The writer is not so sanguine as to imagine that each of these matters will be addressed by the new pope, or even by his successor.  He is in no doubt, however, that until they are addressed the faithful will continue to suffer, and atheism, and the reign of the devil will continue to flourish throughout the world.

Michael Baker
7th March 2013—Thursday in the third week of Lent: Sts Felicity and Perpetua; formerly St Thomas Aquinas

[1]   Pope from April 1072 to May 1085.  Letter 64; quoted in Office of Readings for 25th May.

[2]   While substitute as Secretary of State he misled Pope Pius XII in a grave matter.  The Pope, on discovering this, appointed him Archbishop of Milan without the customary red hat and refused thereafter to see him in private audience.
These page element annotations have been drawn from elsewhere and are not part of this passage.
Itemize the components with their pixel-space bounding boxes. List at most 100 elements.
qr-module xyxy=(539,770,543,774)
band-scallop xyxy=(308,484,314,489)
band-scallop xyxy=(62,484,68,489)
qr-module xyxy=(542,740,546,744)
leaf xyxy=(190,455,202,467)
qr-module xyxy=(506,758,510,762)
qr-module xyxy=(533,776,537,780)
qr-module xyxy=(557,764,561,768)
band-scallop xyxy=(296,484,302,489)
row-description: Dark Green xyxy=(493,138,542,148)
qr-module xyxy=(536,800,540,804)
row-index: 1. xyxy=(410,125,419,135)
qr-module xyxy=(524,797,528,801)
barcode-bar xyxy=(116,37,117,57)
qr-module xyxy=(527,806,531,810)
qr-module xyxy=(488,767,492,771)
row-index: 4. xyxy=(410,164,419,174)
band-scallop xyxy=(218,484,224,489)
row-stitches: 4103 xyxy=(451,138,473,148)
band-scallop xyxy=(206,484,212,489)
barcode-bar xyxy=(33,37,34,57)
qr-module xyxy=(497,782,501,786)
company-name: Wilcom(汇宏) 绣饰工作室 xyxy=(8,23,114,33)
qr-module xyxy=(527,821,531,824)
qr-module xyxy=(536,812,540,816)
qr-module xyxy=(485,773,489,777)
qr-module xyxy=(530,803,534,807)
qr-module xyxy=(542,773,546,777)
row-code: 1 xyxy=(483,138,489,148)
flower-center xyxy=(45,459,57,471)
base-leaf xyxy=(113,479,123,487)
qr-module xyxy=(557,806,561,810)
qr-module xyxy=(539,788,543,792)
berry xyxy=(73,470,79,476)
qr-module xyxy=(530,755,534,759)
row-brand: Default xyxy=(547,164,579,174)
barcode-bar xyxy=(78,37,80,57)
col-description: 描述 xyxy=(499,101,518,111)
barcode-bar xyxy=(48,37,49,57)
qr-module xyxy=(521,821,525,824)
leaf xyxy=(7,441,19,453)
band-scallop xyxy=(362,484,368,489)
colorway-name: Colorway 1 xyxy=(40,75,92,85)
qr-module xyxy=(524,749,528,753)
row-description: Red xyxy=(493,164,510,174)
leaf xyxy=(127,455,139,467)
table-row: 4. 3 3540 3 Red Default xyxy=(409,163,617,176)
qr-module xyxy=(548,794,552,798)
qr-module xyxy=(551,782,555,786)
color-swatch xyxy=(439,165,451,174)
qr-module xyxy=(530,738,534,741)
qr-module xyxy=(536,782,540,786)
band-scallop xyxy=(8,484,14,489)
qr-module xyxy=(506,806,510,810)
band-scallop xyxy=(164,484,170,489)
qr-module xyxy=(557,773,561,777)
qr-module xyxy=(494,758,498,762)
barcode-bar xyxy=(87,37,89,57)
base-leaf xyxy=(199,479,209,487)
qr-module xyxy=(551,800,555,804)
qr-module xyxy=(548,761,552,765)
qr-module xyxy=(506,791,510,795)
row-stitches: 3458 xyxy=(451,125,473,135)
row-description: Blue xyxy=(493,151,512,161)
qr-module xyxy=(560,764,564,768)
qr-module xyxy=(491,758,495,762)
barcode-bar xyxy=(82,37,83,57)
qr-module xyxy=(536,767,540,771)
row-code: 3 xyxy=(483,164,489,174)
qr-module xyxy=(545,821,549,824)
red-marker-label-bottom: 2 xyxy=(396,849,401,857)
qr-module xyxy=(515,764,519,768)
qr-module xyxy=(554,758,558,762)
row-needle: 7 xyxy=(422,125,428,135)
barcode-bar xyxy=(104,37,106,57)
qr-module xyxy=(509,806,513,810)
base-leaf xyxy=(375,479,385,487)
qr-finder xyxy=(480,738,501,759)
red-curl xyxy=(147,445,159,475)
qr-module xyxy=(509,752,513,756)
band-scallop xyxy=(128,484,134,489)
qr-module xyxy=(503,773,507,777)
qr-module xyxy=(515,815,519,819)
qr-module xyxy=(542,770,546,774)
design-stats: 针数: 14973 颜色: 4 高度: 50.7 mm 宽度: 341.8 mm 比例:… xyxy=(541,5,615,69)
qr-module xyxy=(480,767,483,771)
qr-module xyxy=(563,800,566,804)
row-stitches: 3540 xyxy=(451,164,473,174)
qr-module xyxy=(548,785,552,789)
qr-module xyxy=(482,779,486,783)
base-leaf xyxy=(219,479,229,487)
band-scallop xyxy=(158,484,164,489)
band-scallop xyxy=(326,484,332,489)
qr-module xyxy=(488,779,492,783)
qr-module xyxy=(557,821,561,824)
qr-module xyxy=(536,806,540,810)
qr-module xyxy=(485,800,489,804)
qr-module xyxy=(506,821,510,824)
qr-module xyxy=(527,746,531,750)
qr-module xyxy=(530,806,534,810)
[3]   A good argument can be mounted that the decision to abandon the Church’s stand against the Masonic principle precipitated the explosion in atheism since the Council’s close. 

[4]   The natural proceeds from an intrinsic principle without knowledge of end, such knowledge presupposed, however, in its author.  The voluntary proceeds from an intrinsic principle with formal knowledge of end.  These two form a quinquepartite with three other realities, the spontaneous, the artificial and the violent.  The spontaneous proceeds from an intrinsic principle with material knowledge only of end: the artificial proceeds from an extrinsic principle in accordance with the inclination of the subject: the violent proceeds from an extrinsic principle against the inclination of the subject.  There was  moreover another, and more fundamental error entailed, the confusion of objective with the subjective.

[5]   In Fides et Ratio (14.9.1998) Pope John Paul II misquoted as authority for his assertion that the Church had no philosophy of her own, words of Pope Pius XII in Humani Generis (12.8.1950) which affirm the very contrary of this assertion, as anyone can ascertain for himself by perusing it.

[6]   That is, without the subjectivist glosses that have hampered so much modern philosophical teaching.